Оба судна загорелись от брандскугелей и бомб корвета, пираты бросались в воду и гибли под выстрелами. Заслуженная кара постигла всех негодяев до единого, ни одного французы не оставили в живых.
Когда пламя забушевало уже рядом с нашей каютой, мы вышли из нашего убежища и стали подавать сигналы. Последняя шлюпка французов как раз готовилась отвалить.
Сэр Фредрик вынес бесчувственную Эмили из каюты, я же спас самые необходимые документы, деньги, не забыв и эту тетрадь. Через десять минут нас доставили на борт корвета «Бургундия», где отвели небольшое помещение на корме, скупо освещенное одним иллюминатором, расположенным над самой ватерлинией. Здесь мы положили мисс Эмили, еще не очнувшуюся от обморока, и вернулись на палубу, откуда экипаж корветом наблюдал за гибелью пиратской шхуны и нашей «Офейры». Наш маленький покинутый корабль стал могилой мистера Гарди: тело его, равно как и тела убитых пиратов и французов, поглотили морские волны.
Тем временем разразился тропический ливень; ветер, крепчая с каждой минутой, достиг небывалой силы, и в океане разбушевался шторм, подобного которому я никогда не видывал. Судно вставало на дыбы и вдруг летело куда-то в пропасть. Сэр Фредрик привязал бесчувственную мисс Эмили к койке, иначе и ее швыряло бы о стены с такою же силой, как швыряло нас. Наконец, вцепившись в свою подвесную койку, я кое-как забрался в нее и вскоре впал в забытье.
Проснувшись, или, скорее, очнувшись, я услыхал бред мисс Эмили и тихий голос сэра Фредрика.
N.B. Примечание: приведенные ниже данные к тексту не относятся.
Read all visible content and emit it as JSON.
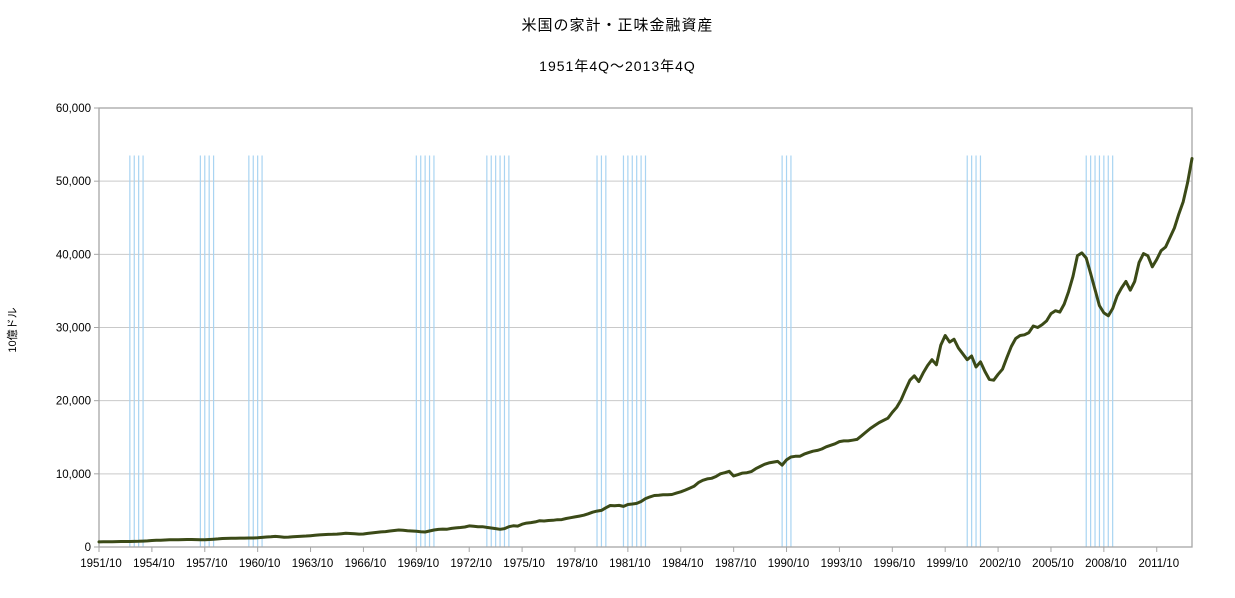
{
  "chart_data": {
    "type": "line",
    "title": "米国の家計・正味金融資産",
    "subtitle": "1951年4Q～2013年4Q",
    "ylabel": "10億ドル",
    "ylim": [
      0,
      60000
    ],
    "ytick_step": 10000,
    "grid": true,
    "legend_position": "none",
    "x_start": 1951.75,
    "x_end": 2013.75,
    "x_tick_interval_years": 3,
    "x_tick_labels": [
      "1951/10",
      "1954/10",
      "1957/10",
      "1960/10",
      "1963/10",
      "1966/10",
      "1969/10",
      "1972/10",
      "1975/10",
      "1978/10",
      "1981/10",
      "1984/10",
      "1987/10",
      "1990/10",
      "1993/10",
      "1996/10",
      "1999/10",
      "2002/10",
      "2005/10",
      "2008/10",
      "2011/10"
    ],
    "series": [
      {
        "name": "米国の家計・正味金融資産",
        "color": "#3B4A17",
        "line_width": 3,
        "freq": "quarterly",
        "start_label": "1951/10",
        "step_years": 0.25,
        "values": [
          700,
          710,
          715,
          725,
          740,
          745,
          750,
          750,
          760,
          775,
          800,
          840,
          890,
          915,
          935,
          960,
          980,
          990,
          1000,
          1005,
          1020,
          1020,
          1015,
          1000,
          990,
          1020,
          1060,
          1110,
          1160,
          1180,
          1195,
          1200,
          1210,
          1215,
          1225,
          1230,
          1260,
          1310,
          1360,
          1390,
          1450,
          1390,
          1320,
          1350,
          1390,
          1430,
          1470,
          1500,
          1550,
          1600,
          1650,
          1690,
          1720,
          1740,
          1760,
          1820,
          1870,
          1850,
          1810,
          1760,
          1780,
          1860,
          1930,
          2000,
          2070,
          2100,
          2180,
          2250,
          2320,
          2280,
          2220,
          2180,
          2150,
          2090,
          2050,
          2180,
          2330,
          2400,
          2440,
          2430,
          2540,
          2610,
          2660,
          2740,
          2880,
          2830,
          2760,
          2780,
          2680,
          2600,
          2520,
          2420,
          2510,
          2780,
          2900,
          2850,
          3110,
          3270,
          3340,
          3430,
          3600,
          3560,
          3620,
          3650,
          3730,
          3740,
          3890,
          4010,
          4110,
          4230,
          4350,
          4540,
          4750,
          4900,
          5000,
          5360,
          5670,
          5640,
          5680,
          5550,
          5810,
          5880,
          5960,
          6220,
          6610,
          6850,
          7040,
          7070,
          7140,
          7130,
          7180,
          7370,
          7540,
          7780,
          8040,
          8300,
          8800,
          9120,
          9310,
          9390,
          9640,
          10000,
          10150,
          10350,
          9700,
          9900,
          10100,
          10150,
          10300,
          10700,
          11000,
          11300,
          11500,
          11600,
          11700,
          11200,
          11900,
          12300,
          12400,
          12400,
          12700,
          12900,
          13100,
          13200,
          13400,
          13700,
          13900,
          14100,
          14400,
          14500,
          14500,
          14600,
          14700,
          15200,
          15700,
          16200,
          16600,
          17000,
          17300,
          17600,
          18400,
          19100,
          20100,
          21500,
          22800,
          23400,
          22600,
          23800,
          24800,
          25600,
          24900,
          27600,
          28900,
          28000,
          28400,
          27200,
          26400,
          25600,
          26100,
          24600,
          25300,
          24000,
          22900,
          22800,
          23600,
          24300,
          25900,
          27400,
          28500,
          28900,
          29000,
          29300,
          30200,
          30000,
          30400,
          30900,
          31900,
          32300,
          32100,
          33200,
          34900,
          37000,
          39800,
          40200,
          39500,
          37400,
          35200,
          33000,
          32000,
          31600,
          32600,
          34300,
          35400,
          36300,
          35100,
          36300,
          38900,
          40100,
          39800,
          38300,
          39300,
          40500,
          41000,
          42300,
          43600,
          45500,
          47200,
          49800,
          53100
        ]
      }
    ],
    "recession_markers": {
      "style": "vertical-line-per-quarter",
      "color": "#A9D4F2",
      "top_value": 53500,
      "ranges": [
        [
          1953.5,
          1954.25
        ],
        [
          1957.5,
          1958.25
        ],
        [
          1960.25,
          1961.0
        ],
        [
          1969.75,
          1970.75
        ],
        [
          1973.75,
          1975.0
        ],
        [
          1980.0,
          1980.5
        ],
        [
          1981.5,
          1982.75
        ],
        [
          1990.5,
          1991.0
        ],
        [
          2001.0,
          2001.75
        ],
        [
          2007.75,
          2009.25
        ]
      ]
    },
    "colors": {
      "background": "#FFFFFF",
      "gridline": "#C9C9C9",
      "axis_border": "#A6A6A6",
      "text": "#000000"
    }
  }
}
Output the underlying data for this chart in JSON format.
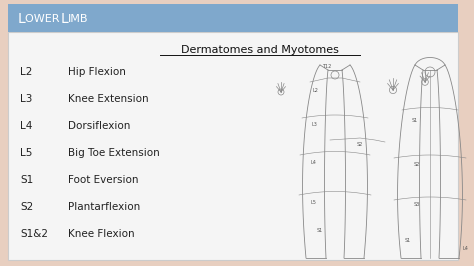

Шторм еще бушевал, хотя я проспал, как оказалось, почти целые сутки. При свете дня океан казался еще страшнее, чем ночью.
Шторм утих только к вечеру 20 апреля, и капитан «Бургундии» пригласил нас к себе. Он учтиво осведомился, удобно ли наше помещение, и расспросил о нашем звании, состоянии и целях плавания. Вместе с капитаном мы вышли на палубу. Корвет представлял собою жалкое зрелище: это был уже не корабль, а лишь остов корабля, с обломками мачт, без рангоута
, без единой шлюпки. Для облегчения судна капитану пришлось пожертвовать несколькими пушками.
Французский моряк объяснил, что корвет способен лишь с трудом двигаться по курсу. Капитан намеревался достичь побережья Африки или Мадагаскара с помощью запасного паруса и мачты, которую можно собрать из обломков. Он дал нам понять, что мы получим свободу лишь после внесения нашими родственниками довольно значительной выкупной суммы.